Zooming out will show you the whole level, and also sets you up for a great 'wee ewe' joke.

There are too many automated traps that descend from nowhere, slaughtering a good number of your sheep without much chance of stopping them. Sometimes you can use some sheep to hold the others back, releasing them when it's safe, but the game has a habit of using this basic test of timing as frequent filler, and it soon becomes irritating rather than challenging.

More problematic still is the game's slightly obtuse nature, which leaves you without vital information when you need it most. There are teleports that will beam your sheep elsewhere in the level, but it's hard to tell where they end up. Similarly, on several stages you're given a second group of sheep, plopping into the level off-screen, and the game doesn't tell you they're there. It's not uncommon to fail a level more than once as you struggle to keep tabs on everything you need to be watching.

The scrolling is also skittish and sticky, and it's easy to lose precious seconds trying to find the cursor and drag it to where it needs to be.

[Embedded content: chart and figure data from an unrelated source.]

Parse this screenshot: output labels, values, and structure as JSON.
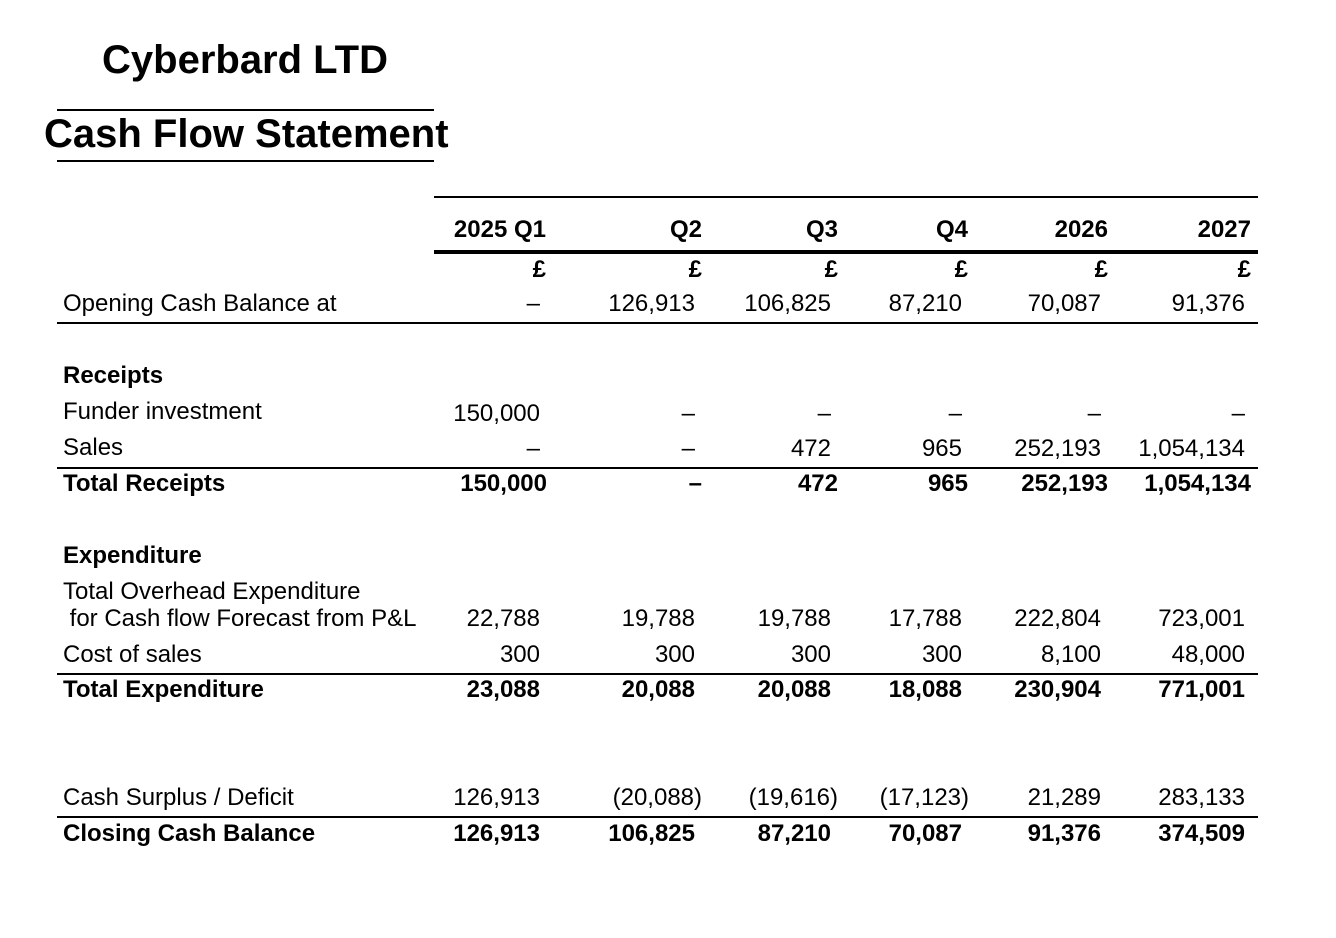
{
  "company": "Cyberbard LTD",
  "title": "Cash Flow Statement",
  "columns": [
    "2025 Q1",
    "Q2",
    "Q3",
    "Q4",
    "2026",
    "2027"
  ],
  "currency": "£",
  "rows": {
    "opening": {
      "label": "Opening Cash Balance at",
      "values": [
        "–",
        "126,913",
        "106,825",
        "87,210",
        "70,087",
        "91,376"
      ]
    },
    "receipts_heading": "Receipts",
    "funder": {
      "label": "Funder investment",
      "values": [
        "150,000",
        "–",
        "–",
        "–",
        "–",
        "–"
      ]
    },
    "sales": {
      "label": "Sales",
      "values": [
        "–",
        "–",
        "472",
        "965",
        "252,193",
        "1,054,134"
      ]
    },
    "total_receipts": {
      "label": "Total Receipts",
      "values": [
        "150,000",
        "–",
        "472",
        "965",
        "252,193",
        "1,054,134"
      ]
    },
    "expenditure_heading": "Expenditure",
    "overhead": {
      "label_line1": "Total Overhead Expenditure",
      "label_line2": " for Cash flow Forecast from P&L",
      "values": [
        "22,788",
        "19,788",
        "19,788",
        "17,788",
        "222,804",
        "723,001"
      ]
    },
    "cost_of_sales": {
      "label": "Cost of sales",
      "values": [
        "300",
        "300",
        "300",
        "300",
        "8,100",
        "48,000"
      ]
    },
    "total_expenditure": {
      "label": "Total Expenditure",
      "values": [
        "23,088",
        "20,088",
        "20,088",
        "18,088",
        "230,904",
        "771,001"
      ]
    },
    "surplus": {
      "label": "Cash Surplus / Deficit",
      "values": [
        "126,913",
        "(20,088)",
        "(19,616)",
        "(17,123)",
        "21,289",
        "283,133"
      ]
    },
    "closing": {
      "label": "Closing Cash Balance",
      "values": [
        "126,913",
        "106,825",
        "87,210",
        "70,087",
        "91,376",
        "374,509"
      ]
    }
  }
}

You can zoom in and out, and freeze the action, both of which allow you to locate errant herds, but it's a clumsy way of getting your bearings and leaves you feeling like you're having to jump through hoops to compensate for the game's poor communication. Trial and error or frantic plate-spinning, rather than in-the-moment skill and careful planning, is too often the route to victory.

The gore sits awkwardly with the otherwise cute and casual style, but you can turn it off in the settings.

It's also not all that funny. The art style is charming in theory, and the loading screens and opening cut-scene suggest a darker take on Aardman's whimsy, but that tone never translates into the actual gameplay. The grisly deaths might raise a gasp or two at first, but otherwise the sheep are sorely lacking in character. It desperately needs a little touch - like the plaintive "Oh no!" of a doomed Lemming, or the cheeky "Ooh, ya bugger!" of a wounded Worm - to bridge the gap between the cutesy character designs and their unironic bloodthirsty dismemberment.

Flockers is clearly sincere in its affection for Lemmings. This is a genre that has been left to gather dust for rather too long, so for the nostalgically minded there's a sense that any criticism is going to be weighed against a lot of pent-up demand. If being a lot like a beloved older game is the only criteria for success, then Flockers certainly does well enough.

Much like the recent MouseCraft, which at least had a Tetris twist, Flockers struggles to move out of the shadow cast by Lemmings' brilliantly pure concept. While that adherence to a classic template yields considerable amusement, over time the features that should have lifted it higher start to become frustrating. Not only does it not move beyond the 1991 formula in any meaningful way, in the long term it struggles to match it. Flockers is not without its appeal for the patient and nostalgic, but Team 17 is ultimately just grazing on DMA's old patch when it could be striking out for pastures new.